The bad feeling between the Club and members was not helped by the announcement in December thar Carr would be replaced as skipper in the 1935 season by a joint captaincy of George Heane and Stuart Rhodes – the first, and still the only, instance of joints captains at Trent Bridge.

There was more to come, of course, but the full outcome would not be played out until 1935.

And even that was not the only bone of contention when the Aussies came to Trent Bridge.  The Test Match produced a mini drama worthy of a classic Ealing comedy.

The film rights for the Test had been sold to Gaumont British for £250 and the still photographic rights to Central Press. To protect the broadcasters, spectators were searched, not for drink (40,000 glass bottles were cleared off the ground after one day’s play), but for cameras and these were locked away until play ended.

A rival film company built a great scaffold on the corner of Bridgford Road and Musters Road with cameramen perched on the top.

Gaumont British erected screens on top of the boundary wall to block the view, then as the scaffold rose higher, balloons were flown above the screens.

The banned film company hired a car which drove close to the Bridgford Road boundary. A man clambered on top of the car and cut the guy ropes, releasing the balloons which were then seen floating off towards Market Square!

Meanwhile, of course, there was a County Championship campaign to be conducted.  Perhaps unsurprisingly, Notts had an indifferent season – ninth place being a fair reflection of the form, and mindset, of players not used to performing under such circumstances.

Four times they lost by an innings but twice won as easily – oddly, both were victories by an innings and 53 runs.  

They won matches against Warwickshire at home, despite conceding a first innings lead, Harold Butler taking 6-39 as Notts won by 24 runs and beat them again at Edgbaston, winning by 10 wickets.  Voce was the bowling heron on this occasion, taking eleven wickets in the match.

The closest game of the season was an eight-run win over Hampshire in which bowlers again prevailed.  Len Creese and Stuart Boyes shared the twenty Notts wickets to fall and George Vernon Gunn had the only ‘ten-fer’ match of his career, taking five in each innings (Bill Voce got seven).

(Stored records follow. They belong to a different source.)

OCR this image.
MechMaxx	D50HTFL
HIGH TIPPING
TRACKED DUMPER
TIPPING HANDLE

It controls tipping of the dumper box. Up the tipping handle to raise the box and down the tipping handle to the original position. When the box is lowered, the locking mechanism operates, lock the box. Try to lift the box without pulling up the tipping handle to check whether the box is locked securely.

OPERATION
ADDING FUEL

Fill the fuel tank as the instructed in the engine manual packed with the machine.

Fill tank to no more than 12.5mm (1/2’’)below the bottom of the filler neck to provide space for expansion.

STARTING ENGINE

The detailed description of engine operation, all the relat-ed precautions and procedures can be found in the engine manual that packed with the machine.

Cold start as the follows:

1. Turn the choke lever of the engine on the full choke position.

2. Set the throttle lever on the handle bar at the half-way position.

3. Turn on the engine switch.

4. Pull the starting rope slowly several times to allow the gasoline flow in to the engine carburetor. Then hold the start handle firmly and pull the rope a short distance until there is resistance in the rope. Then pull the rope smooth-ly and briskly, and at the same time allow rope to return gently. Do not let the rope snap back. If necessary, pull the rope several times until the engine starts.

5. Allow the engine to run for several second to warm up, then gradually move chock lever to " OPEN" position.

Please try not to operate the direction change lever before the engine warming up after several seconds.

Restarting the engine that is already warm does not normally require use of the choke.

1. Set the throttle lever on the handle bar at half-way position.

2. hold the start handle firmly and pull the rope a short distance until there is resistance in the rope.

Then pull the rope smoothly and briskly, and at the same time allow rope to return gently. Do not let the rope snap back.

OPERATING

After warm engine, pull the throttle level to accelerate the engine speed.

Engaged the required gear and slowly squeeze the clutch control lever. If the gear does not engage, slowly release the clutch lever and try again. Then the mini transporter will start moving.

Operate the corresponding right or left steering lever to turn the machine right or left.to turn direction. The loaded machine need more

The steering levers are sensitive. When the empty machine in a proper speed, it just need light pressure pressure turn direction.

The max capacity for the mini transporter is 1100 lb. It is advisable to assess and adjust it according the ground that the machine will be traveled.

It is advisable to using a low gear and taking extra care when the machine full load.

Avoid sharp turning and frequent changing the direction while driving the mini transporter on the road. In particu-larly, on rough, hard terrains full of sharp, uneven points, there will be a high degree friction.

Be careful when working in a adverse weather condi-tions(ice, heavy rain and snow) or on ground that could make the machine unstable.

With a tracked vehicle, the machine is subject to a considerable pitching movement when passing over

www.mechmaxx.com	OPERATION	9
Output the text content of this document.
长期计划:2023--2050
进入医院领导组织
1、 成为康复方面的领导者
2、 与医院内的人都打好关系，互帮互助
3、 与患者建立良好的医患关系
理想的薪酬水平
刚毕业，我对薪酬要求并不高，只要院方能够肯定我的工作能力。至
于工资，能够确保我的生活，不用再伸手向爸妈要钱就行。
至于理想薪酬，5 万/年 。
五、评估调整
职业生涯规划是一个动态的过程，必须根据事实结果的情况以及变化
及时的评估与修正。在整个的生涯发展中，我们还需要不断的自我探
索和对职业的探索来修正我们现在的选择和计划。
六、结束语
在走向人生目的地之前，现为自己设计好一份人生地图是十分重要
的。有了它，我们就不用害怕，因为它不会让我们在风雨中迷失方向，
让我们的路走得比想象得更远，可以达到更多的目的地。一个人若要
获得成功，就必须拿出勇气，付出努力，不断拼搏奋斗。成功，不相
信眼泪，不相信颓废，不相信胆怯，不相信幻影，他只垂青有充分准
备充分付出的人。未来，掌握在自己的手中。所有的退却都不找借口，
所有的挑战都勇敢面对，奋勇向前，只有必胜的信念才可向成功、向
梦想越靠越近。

The two matches won by the same margin were away to Leicestershire at Aylestone Road where Larwood and Voce did most of the damage, and at home to Gloucestershire.  The visitors used ten bowlers (only keeper Dallas Page did not get a bowl) as Notts racked up 478-5 declared, Walter Keeton 261.

Essex were beaten by 145 at Westcliff-on-Sea; Kent by 20 runs at Trent Bridge; and Middlesex by eight wickets, also at home.

Despite the travails of the season, there were some excellent performances.  Three batters – Keeton, Hardstaff and Harris – made more than 1800 runs (Arthur Staples also passed the 1,000 mark) and among the bowlers, Bill Voce led the way with 128 First-Class wickets, followed by Larwood – who missed several matches – on 82 at the parsimonious average of 17.25.

The furore over leg theory bowling was not confined to the Australia game - during theChampionship programme, three rival counties complained that Notts had breached a 'gentlemens agreement' not use 'direct attack' bowling and, remarkably (to the bafflement of members) the Notts Committee supported two of those complaints. Indeed, Lancashire were so outraged by what they saw as unfair tactics that they resolved not play Nottinghamshire in1935!

Two players made their First-Class debuts in 1934.  Pat Vaulkhard, from a strong cricketing family, played most of his career at Derbyshire but had this one season with Notts, playing in nine matches.  Frank Woodhead played for Notts until 1950 and served later as county coach – the indoor school at Trent Bridge, ‘Woodhead Hall’ is named for him – and was the founder of the Notts Old Players Association.